The project has so far included the dangerous task of clearing unexploded mines and shells from the seafront site and scouring the northern Jaffna peninsula for scarce limestone bricks for the rebuilding.
Sri Lanka's separatist Tamil rebels laid siege to the European-built fort, branded a symbol of colonial oppression, during the conflict that raged on the island until 2009.
"There was damage due to the war. Artillery fire and things like that," said Professor Mandawala, who is heading the mammoth restoration of the 17th-century complex.
When the Dutch and British ruled Sri Lanka in the 1600s and 1700s, the fortress was a sign of European military might in the Indian Ocean region, a star-shaped structure with moats and draw bridges.
Hundreds of years later, after Sri Lanka gained independence, the fort came under attack from Tamil rebels, fighting for a separate homeland for the island's ethnic minority. They successfully recaptured the fort from Sri Lankan troops, then set about destroying the strategically important site's features.
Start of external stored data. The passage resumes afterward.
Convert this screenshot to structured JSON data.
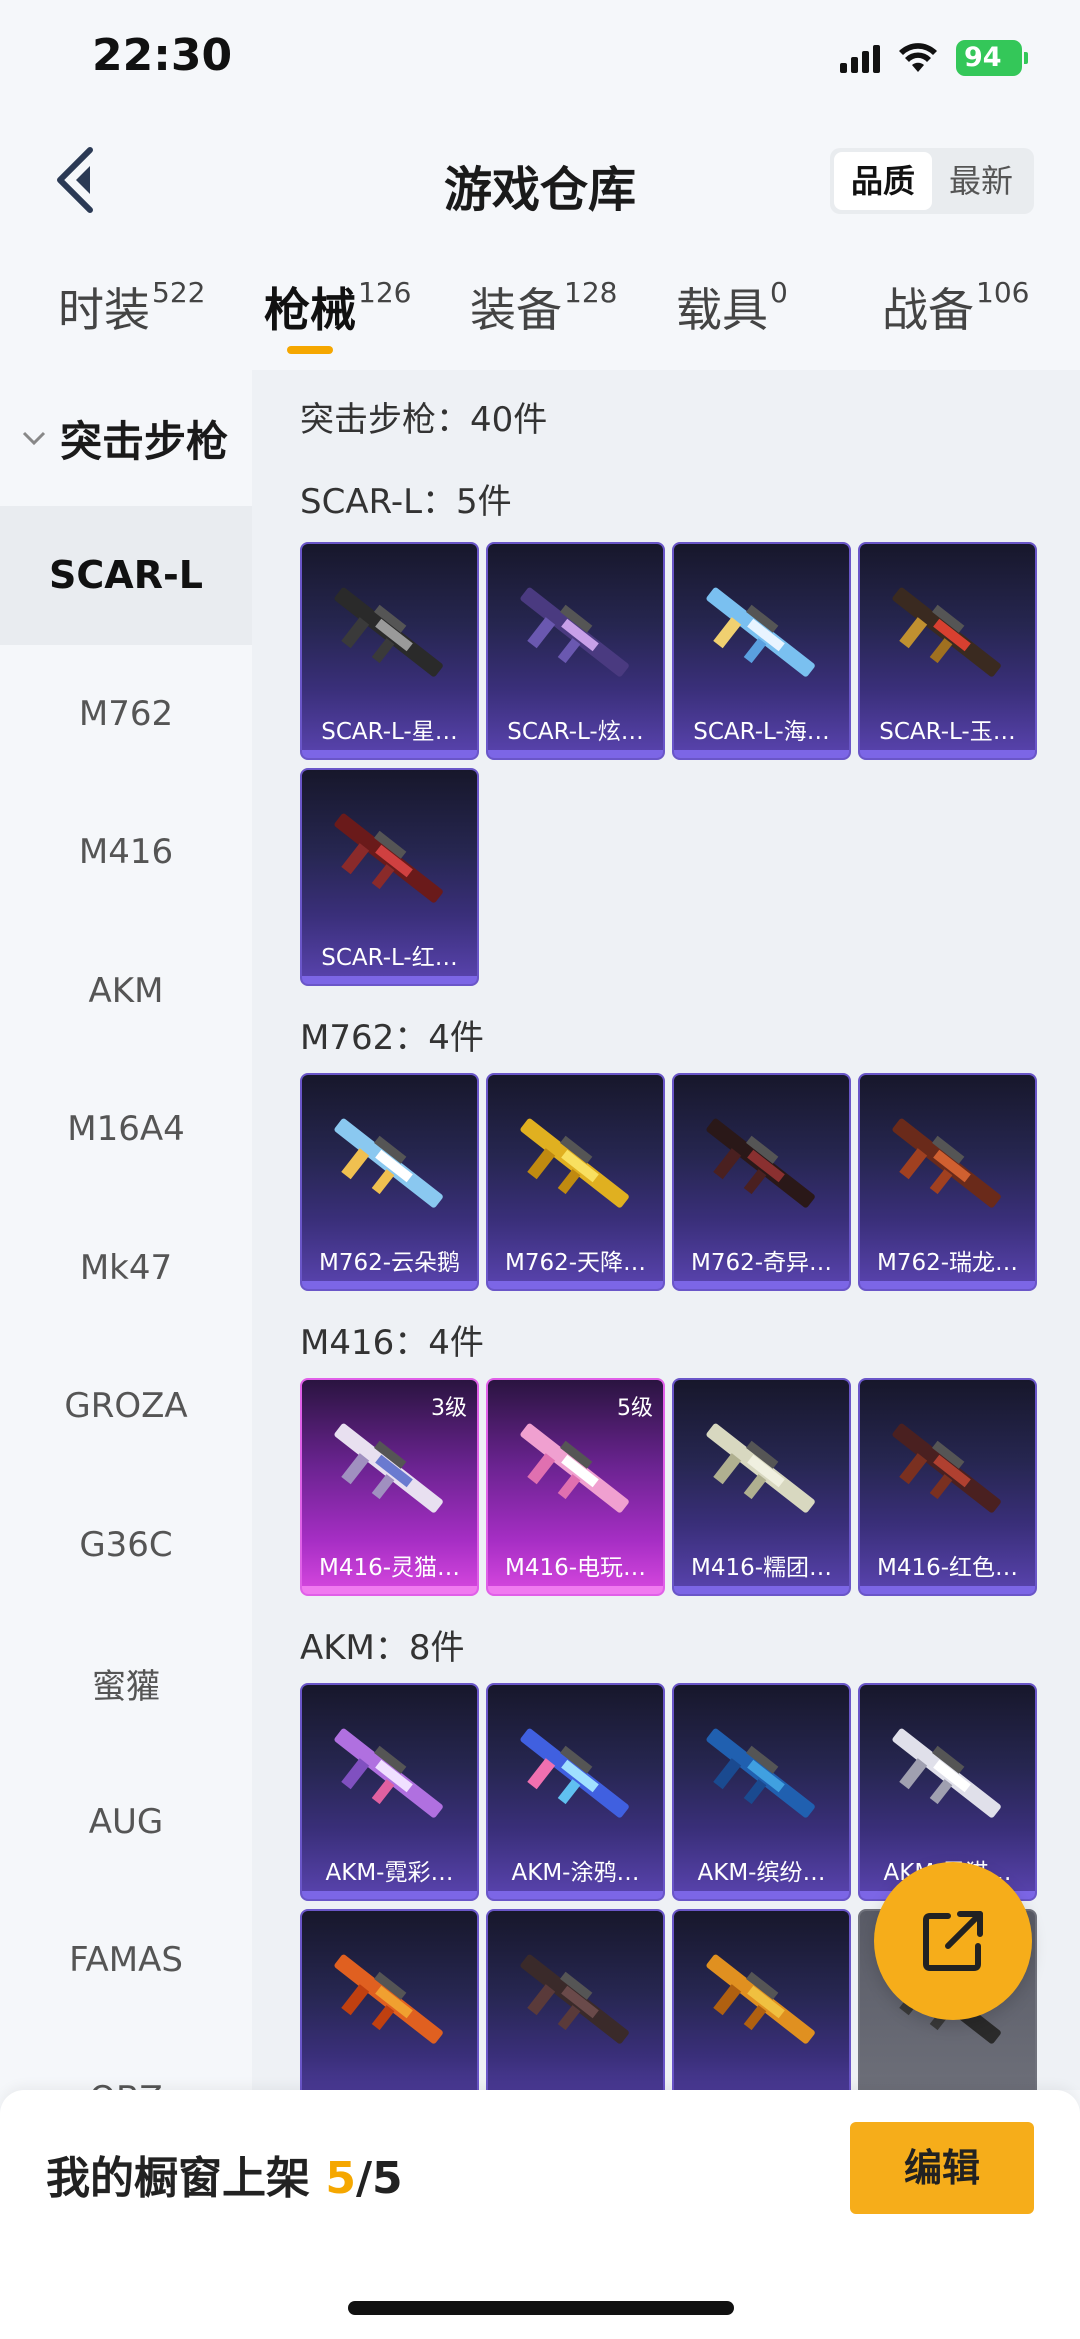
{
  "status": {
    "time": "22:30",
    "battery": "94"
  },
  "header": {
    "title": "游戏仓库",
    "sort_options": [
      "品质",
      "最新"
    ]
  },
  "tabs": [
    {
      "label": "时装",
      "count": "522"
    },
    {
      "label": "枪械",
      "count": "126"
    },
    {
      "label": "装备",
      "count": "128"
    },
    {
      "label": "载具",
      "count": "0"
    },
    {
      "label": "战备",
      "count": "106"
    }
  ],
  "sidebar": {
    "category": "突击步枪",
    "items": [
      "SCAR-L",
      "M762",
      "M416",
      "AKM",
      "M16A4",
      "Mk47",
      "GROZA",
      "G36C",
      "蜜獾",
      "AUG",
      "FAMAS",
      "QBZ"
    ]
  },
  "content": {
    "total": "突击步枪：40件",
    "groups": [
      {
        "title": "SCAR-L：5件",
        "items": [
          "SCAR-L-星…",
          "SCAR-L-炫…",
          "SCAR-L-海…",
          "SCAR-L-玉…",
          "SCAR-L-红…"
        ]
      },
      {
        "title": "M762：4件",
        "items": [
          "M762-云朵鹅",
          "M762-天降…",
          "M762-奇异…",
          "M762-瑞龙…"
        ]
      },
      {
        "title": "M416：4件",
        "items": [
          "M416-灵猫…",
          "M416-电玩…",
          "M416-糯团…",
          "M416-红色…"
        ],
        "levels": [
          "3级",
          "5级",
          "",
          ""
        ]
      },
      {
        "title": "AKM：8件",
        "items": [
          "AKM-霓彩…",
          "AKM-涂鸦…",
          "AKM-缤纷…",
          "AKM-灵猫…"
        ]
      }
    ]
  },
  "bottom": {
    "showcase_label": "我的橱窗上架",
    "showcase_current": "5",
    "showcase_total": "/5",
    "edit_label": "编辑"
  },
  "colors": {
    "accent": "#f6ad1a",
    "card_purple": "#5a44b0",
    "card_pink": "#d848e0"
  }
}
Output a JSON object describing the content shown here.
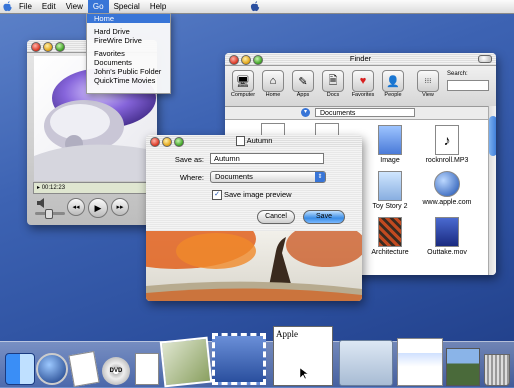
{
  "menubar": {
    "items": [
      "File",
      "Edit",
      "View",
      "Go",
      "Special",
      "Help"
    ],
    "active": "Go"
  },
  "go_menu": {
    "items": [
      "Home",
      "Hard Drive",
      "FireWire Drive",
      "Favorites",
      "Documents",
      "John's Public Folder",
      "QuickTime Movies"
    ]
  },
  "quicktime": {
    "timecode": "00:12:23"
  },
  "finder": {
    "title": "Finder",
    "toolbar": [
      "Computer",
      "Home",
      "Apps",
      "Docs",
      "Favorites",
      "People",
      "View"
    ],
    "search_label": "Search:",
    "path": "Documents",
    "files": [
      "Image",
      "rocknroll.MP3",
      "Toy Story 2",
      "www.apple.com",
      "Architecture",
      "Outtake.mov"
    ]
  },
  "save_sheet": {
    "title": "Autumn",
    "save_as_label": "Save as:",
    "save_as_value": "Autumn",
    "where_label": "Where:",
    "where_value": "Documents",
    "checkbox_label": "Save image preview",
    "checkbox_checked": true,
    "cancel_label": "Cancel",
    "save_label": "Save"
  },
  "dock": {
    "items": [
      "finder-icon",
      "quicktime-icon",
      "textedit-icon",
      "dvd-player-icon",
      "document-icon",
      "iphoto-icon",
      "mail-stamp-icon",
      "stamp-icon",
      "apple-web-document-icon",
      "folder-icon",
      "web-page-icon",
      "landscape-image-icon",
      "trash-icon"
    ],
    "dvd_label": "DVD",
    "apple_doc_label": "Apple"
  },
  "colors": {
    "accent": "#3875d7",
    "desktop": "#3d63b3"
  }
}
"They wanted to prevent the Sri Lankan military from getting control of the fort, which was a staging post for attacks in the past," a Tamil legislator from Jaffna, Mr Dharmalingam Sithadthan, said.
After the rebels were crushed in 2009, the authorities began the painstaking task of restoration, with financial help from the Dutch government.
About 150 labourers are now holed up inside, making artificial limestone bricks by mixing cement, crushed limestone and sand. They churn out 300 bricks a day, although thousands are needed to finish the job.
"The biggest challenge we face in carrying out the restoration is finding coral stone," Prof Mandawala said. "Environmental laws prevent us from quarrying limestone, so we have to improvise."
Prof Mandawala, an archaeology academic at the University of Sri Jayewadenepura, said progress is slow, with care taken to preserve what is left of the original structures.
The next stage is to restore the bombed Dutch church and the governor's residence, with the entire project set to be completed by 2018. The Sri Lankan government has earmarked 28 million rupees (S$278,000) annually for the next three years, but experts say that may not be enough, given the size of the project.
Since the end of the war, local and foreign tourists have flocked to Jaffna, capital of ethnic Tamil culture, visiting what was, until recently, the scene of bitter battles.
Another fort nearby on a small island, used as a jail until the 1970s, has been transformed into a boutique hotel run by the navy and offering guests a unique "prison experience".